Nobel per la fisica 2015, per la quarta volta il Neutrino

Takaaki Kajita dell’Università di Tokio e Arthur McDonald della Queen’s University a Kingston, Canada, hanno vinto il Nobel della Fisica per le loro ricerche sul neutrino risalenti al 1998.

Questa è la quarta volta che il neutrino si aggiudica il premio Nobel: 1988, 1995, 2002.

I due ricercatori hanno dimostrato che questa strana particella -priva di carica elettrica e che interagisce pochissimo con la materia ordinaria – oscilla tra tre diverse forme, o per meglio dire stati o sapori come amano definirli i fisici, assumendo tipologie diverse; perciò non può essere priva di massa come era stato ipotizzato in un primo tempo.

La sua esistenza fu introdotta teoricamente dal fisico Wolfgang Pauli nel 1930, ma la prima osservazione arrivò molti anni dopo, nel 1956.

Ogni secondo di ogni giorno un flusso di neutrini ( più di sei trilioni) provenienti dal sole e dallo spazio ci passano attraverso senza che noi ce ne accorgiamo.

Takaaki Kajita dell’Università di Tokio e Arthur McDonald della Queen’s University di Kingston
Takaaki Kajita dell’Università di Tokio e Arthur McDonald della Queen’s University di Kingston

Ma perché questa particella imprendibile suscita tanto interesse?

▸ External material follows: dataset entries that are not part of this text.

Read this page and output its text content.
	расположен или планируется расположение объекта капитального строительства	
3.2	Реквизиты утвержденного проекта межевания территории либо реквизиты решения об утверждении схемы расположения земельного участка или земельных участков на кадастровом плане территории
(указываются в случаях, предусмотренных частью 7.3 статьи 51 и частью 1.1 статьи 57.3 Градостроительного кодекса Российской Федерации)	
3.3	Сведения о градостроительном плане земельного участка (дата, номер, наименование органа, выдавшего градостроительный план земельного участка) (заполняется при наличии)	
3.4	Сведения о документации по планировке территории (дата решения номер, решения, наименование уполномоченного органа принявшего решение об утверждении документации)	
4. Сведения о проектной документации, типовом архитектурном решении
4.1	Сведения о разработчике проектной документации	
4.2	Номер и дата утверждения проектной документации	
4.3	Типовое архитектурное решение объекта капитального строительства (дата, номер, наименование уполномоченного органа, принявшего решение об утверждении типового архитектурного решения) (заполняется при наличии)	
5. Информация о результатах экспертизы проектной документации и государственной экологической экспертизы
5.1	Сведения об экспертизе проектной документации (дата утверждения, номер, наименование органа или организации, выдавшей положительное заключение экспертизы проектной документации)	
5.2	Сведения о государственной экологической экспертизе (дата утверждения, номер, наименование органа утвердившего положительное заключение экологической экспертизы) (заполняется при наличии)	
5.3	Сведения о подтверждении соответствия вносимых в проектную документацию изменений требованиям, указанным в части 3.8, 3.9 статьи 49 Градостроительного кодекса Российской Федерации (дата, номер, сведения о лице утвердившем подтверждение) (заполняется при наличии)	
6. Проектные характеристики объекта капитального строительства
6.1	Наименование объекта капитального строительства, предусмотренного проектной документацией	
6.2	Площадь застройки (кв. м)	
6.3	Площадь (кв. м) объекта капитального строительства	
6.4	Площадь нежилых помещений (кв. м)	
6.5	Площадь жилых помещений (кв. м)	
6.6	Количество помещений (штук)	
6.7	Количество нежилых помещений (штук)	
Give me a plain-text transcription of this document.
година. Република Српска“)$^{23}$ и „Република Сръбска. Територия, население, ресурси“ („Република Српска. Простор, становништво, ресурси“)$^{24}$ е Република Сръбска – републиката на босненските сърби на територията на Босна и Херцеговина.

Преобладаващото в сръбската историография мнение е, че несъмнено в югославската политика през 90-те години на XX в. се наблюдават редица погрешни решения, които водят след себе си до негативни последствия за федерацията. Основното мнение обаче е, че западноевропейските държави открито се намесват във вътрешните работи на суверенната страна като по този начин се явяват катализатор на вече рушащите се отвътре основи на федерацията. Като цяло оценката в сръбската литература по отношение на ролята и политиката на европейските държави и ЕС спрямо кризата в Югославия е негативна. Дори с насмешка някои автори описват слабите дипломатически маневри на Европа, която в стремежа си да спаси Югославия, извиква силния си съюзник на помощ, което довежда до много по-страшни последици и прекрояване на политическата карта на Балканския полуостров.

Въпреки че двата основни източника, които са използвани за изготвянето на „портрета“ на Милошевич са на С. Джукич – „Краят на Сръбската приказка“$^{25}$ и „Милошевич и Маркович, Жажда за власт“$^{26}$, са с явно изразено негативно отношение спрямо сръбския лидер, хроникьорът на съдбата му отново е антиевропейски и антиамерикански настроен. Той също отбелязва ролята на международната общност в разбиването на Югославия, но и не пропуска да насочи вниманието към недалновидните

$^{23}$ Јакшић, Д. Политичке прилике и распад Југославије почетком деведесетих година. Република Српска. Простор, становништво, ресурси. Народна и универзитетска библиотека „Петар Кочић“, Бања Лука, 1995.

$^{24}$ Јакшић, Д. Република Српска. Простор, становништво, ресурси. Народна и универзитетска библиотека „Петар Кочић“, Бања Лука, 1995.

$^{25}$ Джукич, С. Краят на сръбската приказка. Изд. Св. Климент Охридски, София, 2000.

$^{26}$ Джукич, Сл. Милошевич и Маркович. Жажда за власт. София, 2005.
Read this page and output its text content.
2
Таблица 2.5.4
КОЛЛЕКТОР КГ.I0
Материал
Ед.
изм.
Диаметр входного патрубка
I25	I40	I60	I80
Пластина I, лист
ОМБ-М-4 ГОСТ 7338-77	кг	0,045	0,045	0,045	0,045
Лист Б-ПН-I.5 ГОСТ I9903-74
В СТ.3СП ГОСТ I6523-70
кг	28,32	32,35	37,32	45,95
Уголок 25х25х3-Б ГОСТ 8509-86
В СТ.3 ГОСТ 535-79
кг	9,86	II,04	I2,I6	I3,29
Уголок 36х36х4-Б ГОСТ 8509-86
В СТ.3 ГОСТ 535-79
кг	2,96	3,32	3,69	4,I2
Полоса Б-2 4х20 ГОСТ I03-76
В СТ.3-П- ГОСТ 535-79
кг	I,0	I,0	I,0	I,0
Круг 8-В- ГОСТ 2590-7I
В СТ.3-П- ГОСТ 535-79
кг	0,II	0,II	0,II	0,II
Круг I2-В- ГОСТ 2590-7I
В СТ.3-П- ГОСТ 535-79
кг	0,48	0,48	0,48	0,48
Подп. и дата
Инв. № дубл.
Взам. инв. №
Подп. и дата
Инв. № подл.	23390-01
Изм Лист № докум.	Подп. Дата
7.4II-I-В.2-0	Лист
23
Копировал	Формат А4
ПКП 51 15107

Si può considerare una specie di jolly che lega la fisica delle particelle all’astrofisica; sfuggente, inafferrabile è presente sulla terra negli acceleratori- tipo quello del Cern a Ginevra-, sul Sole, nell’atmosfera e negli spazi più remoti dell’universo all’inizio della sua formazione.

Proprio per il fatto di essere praticamente insensibile a qualunque tipo di interazioni con la materia, è testimone di un passato da brivido, protagonista indiscusso di eventi grandiosi come l’esplosione di supernove e collassi gravitazionali ed è quindi essenziale per la comprensione della natura sia su scala microscopica che su scala macroscopica.

E potrebbe fornirci informazioni preziose sulla anomalia tra materia e antimateria che è attualmente uno dei settori di indagine d’avanguardia.

Ma riuscire a osservare i neutrini non è né comodo né facile.

Innanzi tutto si è costretti a lavorare   in laboratori sotterranei dove gli effetti di disturbo dei raggi cosmici vengono schermati da chilometri di roccia.

Poi occorre avere rivelatori molto grandi e costosi e tanta, tanta pazienza.

E non è finita.

Perché quando Ray Davis nel 1970 in un laboratorio del Sud Dakota situato in una miniera abbandonata osservò i neutrini solari, si rese conto immediatamente che i conti non tornavano, dal momento che ce n’erano circa un terzo di quelli previsti.

Quindi o la teoria che spiegava il funzionamento del nostro Sole era da rivedere, oppure l’esperimento era sbagliato, oppure si doveva rivedere lo schema che spiegava la struttura delle particelle elementare, il cosiddetto Modello Standard, che prevedeva massa nulla per il neutrino.

Questo era infatti l’errore.

Il mistero venne risolto quando, grazie a rivelatori molto sensibili e a molte misure e osservazioni, i due premi Nobel riuscirono a capire che i neutrini mancanti non erano in realtà mancanti ma durante il tragitto tra il sole e il rivelatore cambiavano identità presentandosi sotto un’ altra forma.

Ci sono quindi tre tipi di neutrini legati a tre particelle elementari ( elettrone, muone, tau) che si trasformano uno nell’altro, e se così è, la massa del neutrino non può essere nulla.

L’ ipotesi dei tre tipi di neutrino era già stata avanzata a metà del secolo scorso da un grande scienziato italiano, Bruno Pontecorvo che abbandonata l’Italia e il gruppo di Fermi durante l’ultima guerra, visse e lavorò in Unione Sovietica fino alla fine degli anni Ottanta, e conferma inoltre l’idea di un altro grandissimo scienziato italiano, Ettore Majorana, che fin dal 1937 aveva previsto che il neutrino era dotato di massa, piccola ma significativa.

Come se non bastasse in Italia, presso il laboratori INFN del Gran Sasso un esperimento recente ha dimostrato che un fascio di neutrini sparato dal Cern ha percorso indisturbato sottoterra circa ottocento chilometri che separano Ginevra dal laboratorio italiano trasformandosi durante il tragitto da un tipo in un altro.